I also suspect of a problem with my credit card.
But Google refuses to tell me what was wrong.
Marvel at the simplicity: you pay for a service, and the provider's incentive is to serve you!
This versus the alternative where you use a "service" provided free of cost, and the "provider" makes money by selling data they have harvested from your interactions. You give away your privacy; you have no reason to expect support; you are not actually the customer.
Email is so vital to my personal life and my business that it is worth paying 50 bucks a year.
However like any service when it comes to your business read the TOS and the contract very well. Basing your business on "free" services is never a good idea, a paid contract usually gives you some sort of protection and better terms than "provided as is".
I could use an ISP (or in my case university) email, but I'll lose access to that in the future when I change ISPs (or graduate).
I could use <other free email provider>, but they will probably have the same problem, and unless I'm using one of the other giant services (e.g. outlook) are probably more likely to disappear than Google is to randomly ban me.

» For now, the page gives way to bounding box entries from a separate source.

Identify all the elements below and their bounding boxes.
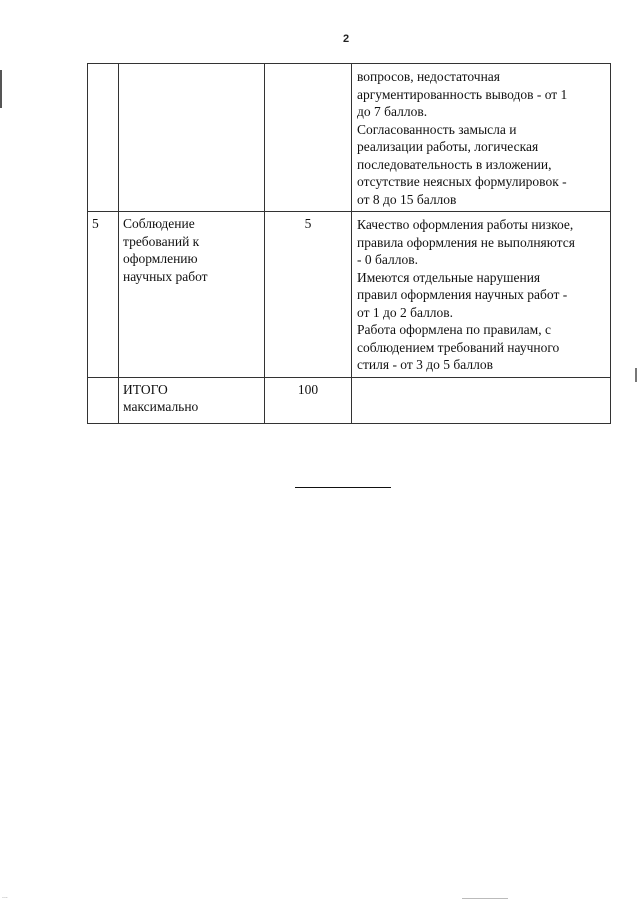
description-line: от 1 до 2 баллов.	[357, 304, 454, 320]
description-line: последовательность в изложении,	[357, 156, 552, 172]
cell-max-score: 100	[265, 377, 352, 423]
description-line: Имеются отдельные нарушения	[357, 269, 541, 285]
table-row-total	[88, 377, 611, 423]
cell-description	[352, 64, 611, 212]
scan-artifact-left	[0, 70, 2, 108]
criterion-line: ИТОГО	[123, 381, 168, 397]
cell-number	[88, 377, 119, 423]
cell-description	[352, 212, 611, 378]
table-row-5	[88, 212, 611, 378]
description-line: отсутствие неясных формулировок -	[357, 174, 567, 189]
description-line: правил оформления научных работ -	[357, 287, 568, 302]
description-line: стиля - от 3 до 5 баллов	[357, 357, 493, 372]
table-row-continued	[88, 64, 611, 212]
description-line: реализации работы, логическая	[357, 139, 539, 154]
criterion-line: максимально	[123, 399, 199, 414]
cell-number	[88, 64, 119, 212]
cell-number: 5	[88, 212, 119, 378]
cell-max-score	[265, 64, 352, 212]
description-line: правила оформления не выполняются	[357, 234, 575, 250]
criteria-table	[87, 63, 611, 424]
description-line: Согласованность замысла и	[357, 121, 517, 137]
description-line: аргументированность выводов - от 1	[357, 86, 568, 102]
cell-criterion	[119, 64, 265, 212]
description-line: вопросов, недостаточная	[357, 69, 500, 84]
description-line: Качество оформления работы низкое,	[357, 217, 574, 232]
cell-criterion	[119, 212, 265, 378]
page-number: 2	[342, 33, 350, 45]
description-line: до 7 баллов.	[357, 104, 428, 119]
end-separator-line	[295, 487, 391, 488]
description-line: соблюдением требований научного	[357, 339, 560, 355]
description-line: - 0 баллов.	[357, 252, 418, 267]
description-line: от 8 до 15 баллов	[357, 191, 457, 207]
criterion-line: требований к	[123, 233, 200, 249]
cell-criterion	[119, 377, 265, 423]
criterion-line: Соблюдение	[123, 216, 195, 231]
footer-scan-line	[462, 898, 508, 899]
cell-max-score: 5	[265, 212, 352, 378]
description-line: Работа оформлена по правилам, с	[357, 322, 551, 337]
cell-description	[352, 377, 611, 423]
criterion-line: оформлению	[123, 251, 198, 266]
footer-scan-mark: ...	[2, 893, 8, 900]
scan-artifact-right	[635, 368, 637, 382]
criterion-line: научных работ	[123, 268, 208, 284]
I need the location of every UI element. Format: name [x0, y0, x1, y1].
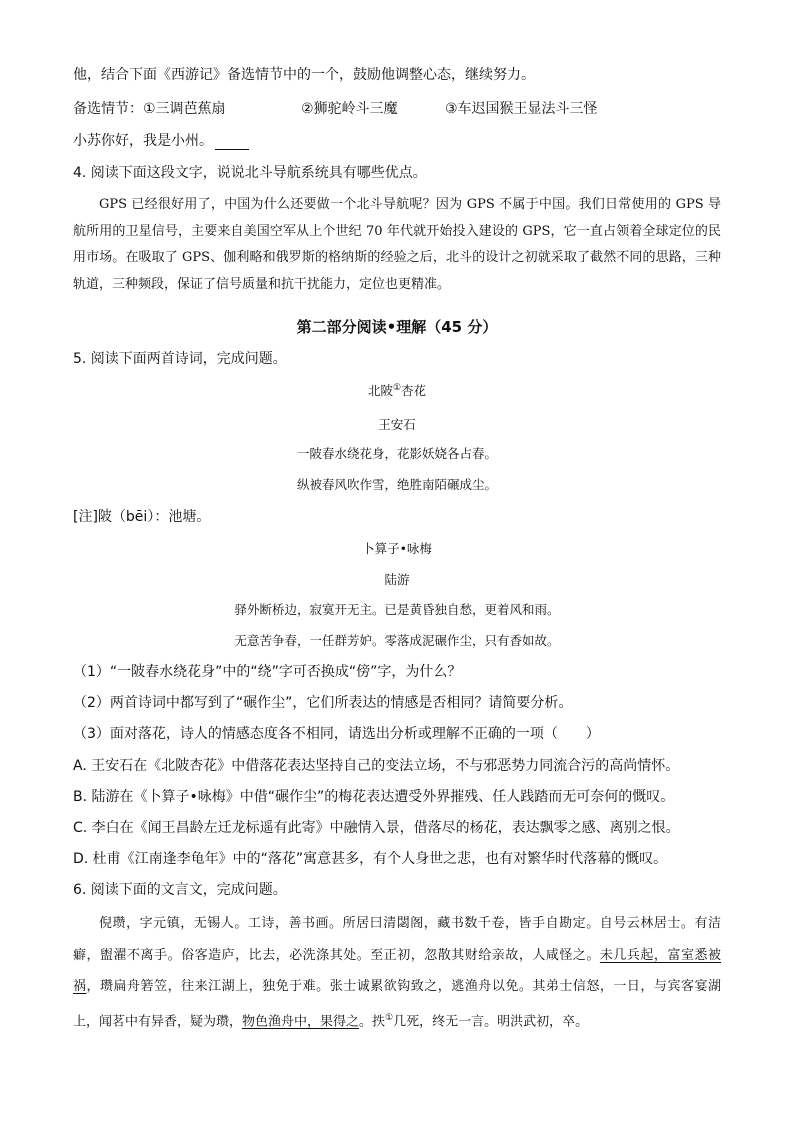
- poem2-author: 陆游: [384, 572, 410, 587]
- q6-text-4: 几死，终无一言。明洪武初，卒。: [393, 1013, 589, 1029]
- greeting-text: 小苏你好，我是小州。: [73, 133, 213, 149]
- poem1-title-text: 北陂: [367, 383, 393, 398]
- q6-underline-2: 物色渔舟中，果得之: [242, 1013, 360, 1029]
- choice-a: A. 王安石在《北陂杏花》中借落花表达坚持自己的变法立场，不与邪恶势力同流合污的高尚情怀。: [73, 758, 680, 774]
- poem1-title: [0, 381, 794, 399]
- footnote-marker-2: ①: [385, 1012, 394, 1023]
- choice-c: C. 李白在《闻王昌龄左迁龙标遥有此寄》中融情入景，借落尽的杨花，表达飘零之感、离别之恨。: [73, 820, 680, 836]
- poem1-line-1: 一陂春水绕花身，花影妖娆各占春。: [296, 446, 497, 461]
- q4-prompt: 4. 阅读下面这段文字，说说北斗导航系统具有哪些优点。: [73, 165, 427, 181]
- poem2-line-2: 无意苦争春，一任群芳妒。零落成泥碾作尘，只有香如故。: [234, 633, 560, 648]
- q5-sub-3: （3）面对落花，诗人的情感态度各不相同，请选出分析或理解不正确的一项（ ）: [73, 726, 600, 742]
- q6-text-3: 。抶: [359, 1013, 386, 1029]
- footnote-marker: ①: [392, 382, 402, 393]
- option-3: ③车迟国猴王显法斗三怪: [445, 101, 598, 117]
- poem2-title: 卜算子•咏梅: [362, 541, 432, 556]
- q4-passage: GPS 已经很好用了，中国为什么还要做一个北斗导航呢？因为 GPS 不属于中国。我们日常使用的 GPS 导航所用的卫星信号，主要来自美国空军从上个世纪 70 年代就开始投入建设的 GPS，它一直占领着全球定位的民用市场。在吸取了 GPS、伽利略和俄罗斯的格纳斯的经验之后，北斗的设计之初就采取了截然不同的思路，三种轨道，三种频段，保证了信号质量和抗干扰能力，定位也更精准。: [73, 197, 721, 292]
- poem1-note: [注]陂（bēi）：池塘。: [73, 509, 211, 525]
- q5-prompt: 5. 阅读下面两首诗词，完成问题。: [73, 351, 287, 367]
- q6-prompt: 6. 阅读下面的文言文，完成问题。: [73, 882, 287, 898]
- poem1-line-2: 纵被春风吹作雪，绝胜南陌碾成尘。: [296, 477, 497, 492]
- options-label: 备选情节：: [73, 101, 143, 117]
- q5-sub-2: （2）两首诗词中都写到了“碾作尘”，它们所表达的情感是否相同？请简要分析。: [73, 695, 573, 711]
- q5-sub-1: （1）“一陂春水绕花身”中的“绕”字可否换成“傍”字，为什么？: [73, 664, 462, 680]
- choice-b: B. 陆游在《卜算子•咏梅》中借“碾作尘”的梅花表达遭受外界摧残、任人践踏而无可奈何的慨叹。: [73, 789, 675, 805]
- option-1: ①三调芭蕉扇: [143, 101, 226, 117]
- option-2: ②狮驼岭斗三魔: [301, 101, 398, 117]
- q6-passage: [73, 908, 721, 1037]
- answer-blank: [215, 135, 249, 150]
- choice-d: D. 杜甫《江南逢李龟年》中的“落花”寓意甚多，有个人身世之悲，也有对繁华时代落幕的慨叹。: [73, 851, 668, 867]
- section-2-title: 第二部分阅读•理解（45 分）: [296, 318, 498, 336]
- poem2-line-1: 驿外断桥边，寂寞开无主。已是黄昏独自愁，更着风和雨。: [234, 602, 560, 617]
- options-line: [73, 98, 733, 118]
- q6-underline-1: 未几兵起，富室悉被祸: [73, 947, 721, 994]
- poem1-title-end: 杏花: [401, 383, 427, 398]
- greeting-line: [73, 130, 733, 150]
- q6-text-2: ，瓒扁舟箬笠，往来江湖上，独免于难。张士诚累欲钩致之，逃渔舟以免。其弟士信怒，一日，与宾客宴湖上，闻茗中有异香，疑为瓒，: [73, 979, 721, 1029]
- q6-text-1: 倪瓒，字元镇，无锡人。工诗，善书画。所居曰清閟阁，藏书数千卷，皆手自勘定。自号云林居士。有洁癖，盥濯不离手。俗客造庐，比去，必洗涤其处。至正初，忽散其财给亲故，人咸怪之。: [73, 916, 721, 963]
- intro-line: 他，结合下面《西游记》备选情节中的一个，鼓励他调整心态，继续努力。: [73, 67, 535, 83]
- poem1-author: 王安石: [378, 417, 416, 432]
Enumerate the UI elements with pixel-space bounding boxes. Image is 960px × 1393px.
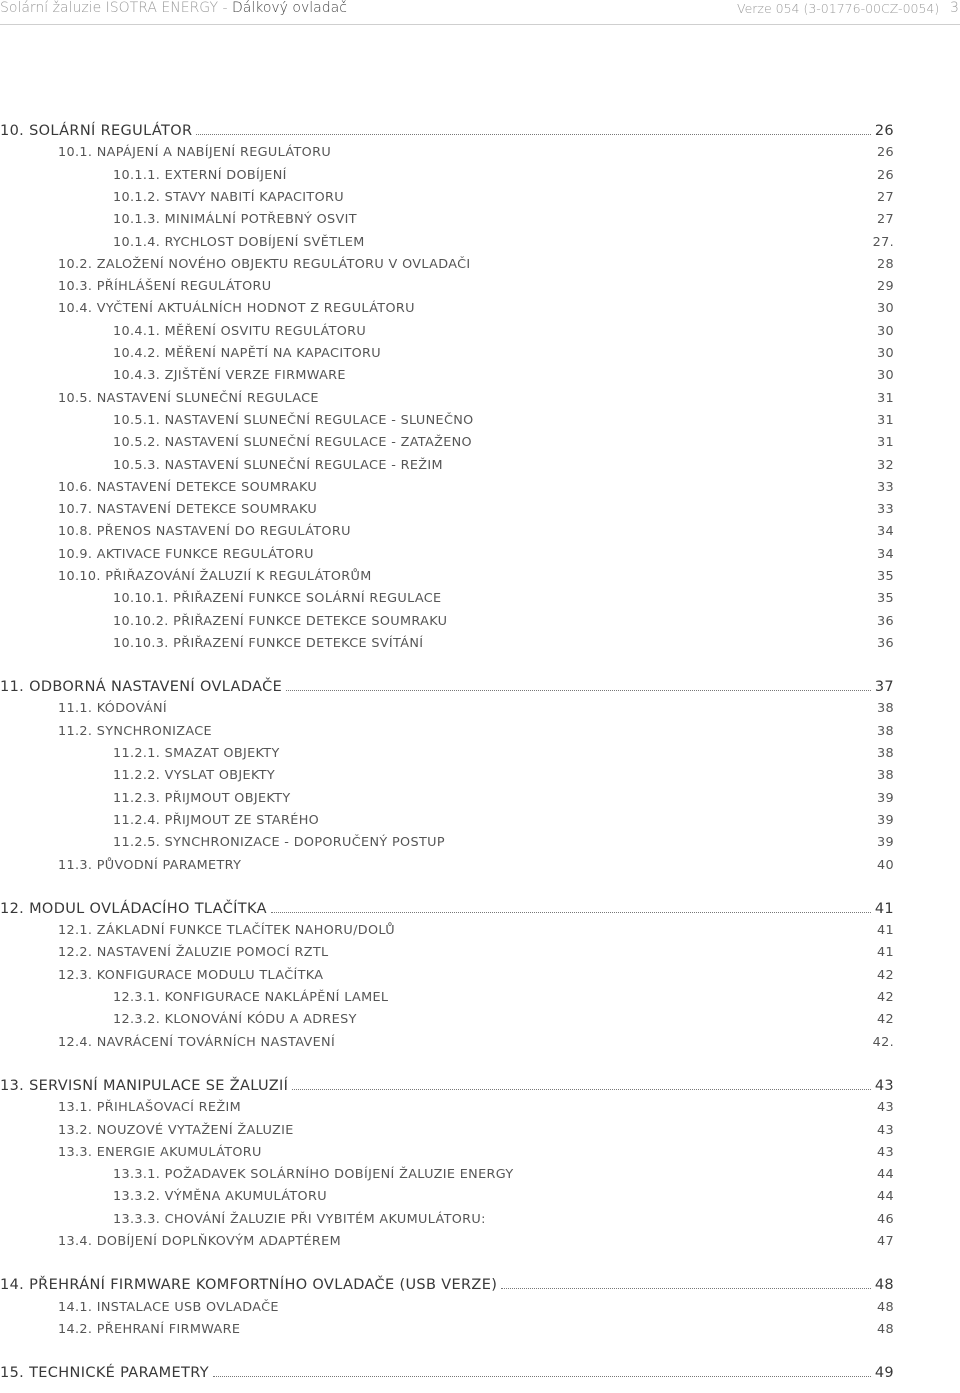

I could use a paid provider, but they are probably still more likely to disappear in the future than google is likely to randomly ban me.
Instead I would prepare to mitigate the damage of losing access to your account. Have local copies of emails, don't use two factor authentication with one factor being email.
That was my main reason to still use Gmail till today.
From now I'll be making regular backups, and always use an email address on my own domain, so I can freely change provider without much problems.
Being condescending with customers may backfire for them
Features for the curious:
- 2 GB email account
- 100% green electricity
- Saved data can be encrypted data
- Two-factor auth
- Ad-free
- Sign up without personal details
I'm not related with them in any way, just a customer. The only con is that you can't use your own domain.
What's far more interesting is that their tech support actually answers. It may take a day or three but they do talk back.
(A paid provider might make them too, but has more incentive to care and fix them. + I suspect they actually have less automatic abuse filtering, because free offerings are more vulnerable to that)
What email provider should I use?
Gmail is a large-scale impersonal system / organization. In every other walk of life, we see such large organizations making mistakes, for essentially inscrutable reasons.
Why would Gmail / Google be any different? The onus is on you to show that, rather than the OP to prove he's above reproach / faultless.